# Somethings funny at the zoo



## Chiller (Nov 23, 2008)

So I decided to be a Retard and go for a walk at the zoo, to capture a few images. Seemed they were in a mood over a the lions den. I thought I was going to get a few posed shots. 



 
But something was going on outside that grabbed this guys attention.​ 


 

Then it hit me....the joke was on me
" A couple of zoologists decided to give a lion a cell phone in order to keep track of his whereabouts. Unfortunately, whenever they tried to call, the lion was busy!"​




​ 




​ 
Betcha cant do that with your tongue​ 
After sharing that laugh, the King realized there was some attitude to do, and he proceeded back to his den.​


----------



## Antarctican (Nov 23, 2008)

Heehee, love the joke! And the pics. Wow, the first two are 'killer'. And his expression in the last one is priceless.

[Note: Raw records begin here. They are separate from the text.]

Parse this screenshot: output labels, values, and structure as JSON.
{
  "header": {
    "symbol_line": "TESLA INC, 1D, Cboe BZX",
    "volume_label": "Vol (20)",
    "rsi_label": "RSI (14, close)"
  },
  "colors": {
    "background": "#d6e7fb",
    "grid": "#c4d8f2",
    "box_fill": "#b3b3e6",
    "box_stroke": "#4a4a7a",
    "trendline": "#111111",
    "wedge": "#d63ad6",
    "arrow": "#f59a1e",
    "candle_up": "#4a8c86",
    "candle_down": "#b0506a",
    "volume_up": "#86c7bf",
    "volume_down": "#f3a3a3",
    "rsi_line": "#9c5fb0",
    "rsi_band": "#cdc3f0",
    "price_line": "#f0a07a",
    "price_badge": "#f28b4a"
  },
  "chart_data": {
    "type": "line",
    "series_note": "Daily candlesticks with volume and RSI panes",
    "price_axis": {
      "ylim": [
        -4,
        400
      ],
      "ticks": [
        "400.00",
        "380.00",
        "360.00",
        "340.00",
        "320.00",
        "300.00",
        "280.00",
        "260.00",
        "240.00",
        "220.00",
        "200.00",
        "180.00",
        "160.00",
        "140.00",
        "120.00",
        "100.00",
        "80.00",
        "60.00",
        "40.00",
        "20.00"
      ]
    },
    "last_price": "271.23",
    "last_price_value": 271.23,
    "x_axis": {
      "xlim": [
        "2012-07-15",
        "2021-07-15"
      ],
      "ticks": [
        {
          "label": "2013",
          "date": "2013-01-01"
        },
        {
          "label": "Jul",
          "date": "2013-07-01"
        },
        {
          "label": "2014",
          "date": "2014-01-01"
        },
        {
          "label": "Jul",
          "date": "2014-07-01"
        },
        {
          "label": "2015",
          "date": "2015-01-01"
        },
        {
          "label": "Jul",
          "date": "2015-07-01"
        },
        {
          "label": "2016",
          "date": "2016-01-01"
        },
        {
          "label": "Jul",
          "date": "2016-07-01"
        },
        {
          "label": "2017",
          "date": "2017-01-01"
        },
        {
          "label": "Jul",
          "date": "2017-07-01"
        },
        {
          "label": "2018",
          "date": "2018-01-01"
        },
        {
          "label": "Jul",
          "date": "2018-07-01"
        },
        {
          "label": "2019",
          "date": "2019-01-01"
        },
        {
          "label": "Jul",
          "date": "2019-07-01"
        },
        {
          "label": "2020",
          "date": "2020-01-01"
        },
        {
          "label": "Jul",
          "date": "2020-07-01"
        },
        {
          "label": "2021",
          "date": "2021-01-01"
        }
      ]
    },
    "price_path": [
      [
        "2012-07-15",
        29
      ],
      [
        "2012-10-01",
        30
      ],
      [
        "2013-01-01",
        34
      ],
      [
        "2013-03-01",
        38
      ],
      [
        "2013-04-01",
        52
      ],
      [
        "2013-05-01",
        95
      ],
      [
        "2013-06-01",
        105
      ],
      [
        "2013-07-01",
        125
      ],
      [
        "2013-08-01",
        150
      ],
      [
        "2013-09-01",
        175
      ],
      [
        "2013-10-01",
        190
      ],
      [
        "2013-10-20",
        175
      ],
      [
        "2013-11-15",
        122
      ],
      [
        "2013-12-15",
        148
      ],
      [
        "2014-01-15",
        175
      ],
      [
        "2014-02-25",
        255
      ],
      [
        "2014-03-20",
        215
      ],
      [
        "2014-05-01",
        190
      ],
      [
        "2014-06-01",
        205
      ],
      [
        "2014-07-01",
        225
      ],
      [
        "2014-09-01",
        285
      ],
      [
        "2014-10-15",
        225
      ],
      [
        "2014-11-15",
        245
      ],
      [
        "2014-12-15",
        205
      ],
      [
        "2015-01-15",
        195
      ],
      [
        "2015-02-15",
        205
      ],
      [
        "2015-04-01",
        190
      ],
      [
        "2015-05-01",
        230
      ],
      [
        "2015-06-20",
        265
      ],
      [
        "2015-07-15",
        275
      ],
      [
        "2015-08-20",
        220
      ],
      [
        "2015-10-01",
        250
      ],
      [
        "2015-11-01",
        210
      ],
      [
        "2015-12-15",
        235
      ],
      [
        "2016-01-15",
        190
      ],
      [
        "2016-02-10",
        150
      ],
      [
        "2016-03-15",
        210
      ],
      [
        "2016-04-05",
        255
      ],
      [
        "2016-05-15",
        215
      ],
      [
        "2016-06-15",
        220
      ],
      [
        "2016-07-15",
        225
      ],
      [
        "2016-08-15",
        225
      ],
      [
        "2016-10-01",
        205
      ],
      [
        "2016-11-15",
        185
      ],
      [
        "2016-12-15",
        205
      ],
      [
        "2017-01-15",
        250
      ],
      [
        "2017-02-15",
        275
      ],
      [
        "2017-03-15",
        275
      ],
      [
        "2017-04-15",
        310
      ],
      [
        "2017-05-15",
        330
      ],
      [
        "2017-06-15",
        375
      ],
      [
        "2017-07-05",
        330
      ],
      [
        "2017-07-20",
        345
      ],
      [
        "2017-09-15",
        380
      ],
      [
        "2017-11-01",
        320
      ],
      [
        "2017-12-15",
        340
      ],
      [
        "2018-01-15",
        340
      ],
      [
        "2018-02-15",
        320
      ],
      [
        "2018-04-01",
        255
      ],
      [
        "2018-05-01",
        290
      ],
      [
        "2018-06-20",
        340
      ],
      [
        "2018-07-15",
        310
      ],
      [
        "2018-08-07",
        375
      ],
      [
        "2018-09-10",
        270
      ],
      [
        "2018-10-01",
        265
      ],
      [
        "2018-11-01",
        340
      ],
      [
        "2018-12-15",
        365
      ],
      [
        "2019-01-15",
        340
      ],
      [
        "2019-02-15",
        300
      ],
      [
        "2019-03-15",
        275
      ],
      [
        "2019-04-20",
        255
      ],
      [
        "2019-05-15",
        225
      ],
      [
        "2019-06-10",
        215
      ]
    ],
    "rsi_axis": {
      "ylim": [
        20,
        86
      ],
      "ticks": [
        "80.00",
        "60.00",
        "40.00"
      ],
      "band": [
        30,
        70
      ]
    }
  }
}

(Ya gotta call me next time you're off to the zoo, okay?)


----------



## Tangerini (Nov 23, 2008)

Lovely shots!  Thanks for the laugh too.


----------



## LaFoto (Nov 24, 2008)

Mr Lion just seems a tad uppity in the last ... all he now needs is a tea cup and the ability to stick his pinky out !!!

Good ones!
As always.
So we also go to the zoo, you and I, when I'm over? ("Mid-February" was the latest announcement, and I started begging and nagging, too  )


----------



## pierrottweiler (Nov 24, 2008)

great shots, I love the last one!


----------



## jv08 (Nov 25, 2008)

Nice shots! I like the first and the last one.


----------



## Chiller (Nov 27, 2008)

Thanks so much for your comments.  Muchly appreciated.  




LaFoto said:


> Mr Lion just seems a tad uppity in the last ... all he now needs is a tea cup and the ability to stick his pinky out !!!
> 
> Good ones!
> As always.
> So we also go to the zoo, you and I, when I'm over? ("Mid-February" was the latest announcement, and I started begging and nagging, too  )


 
Yepp....we will get you there too.   Hope you dont plan on sleeping much when you get here.  We have a lot of running around to do.


----------



## Artograph (Nov 28, 2008)

They are *G-r-r-r-r-reat*!!!  Ha ha!  

...Great pics....and awwww, those guys are soooo cute!!


----------



## samaria (Dec 2, 2008)

They are really great.......Nice shots!
I like the second & last one so much!......
Really the pics are very nice & great!!!
Thanks for the laugh too.....!!!


----------



## stsinner (Dec 2, 2008)

Those are some great pictures, but the first one is gorgeous!  He looks a little underfed in the second one-perhaps they should heave some gazelles over his enclosure fence.....


----------



## Chiller (Dec 4, 2008)

Thanks again.  Appreciate your comments.


----------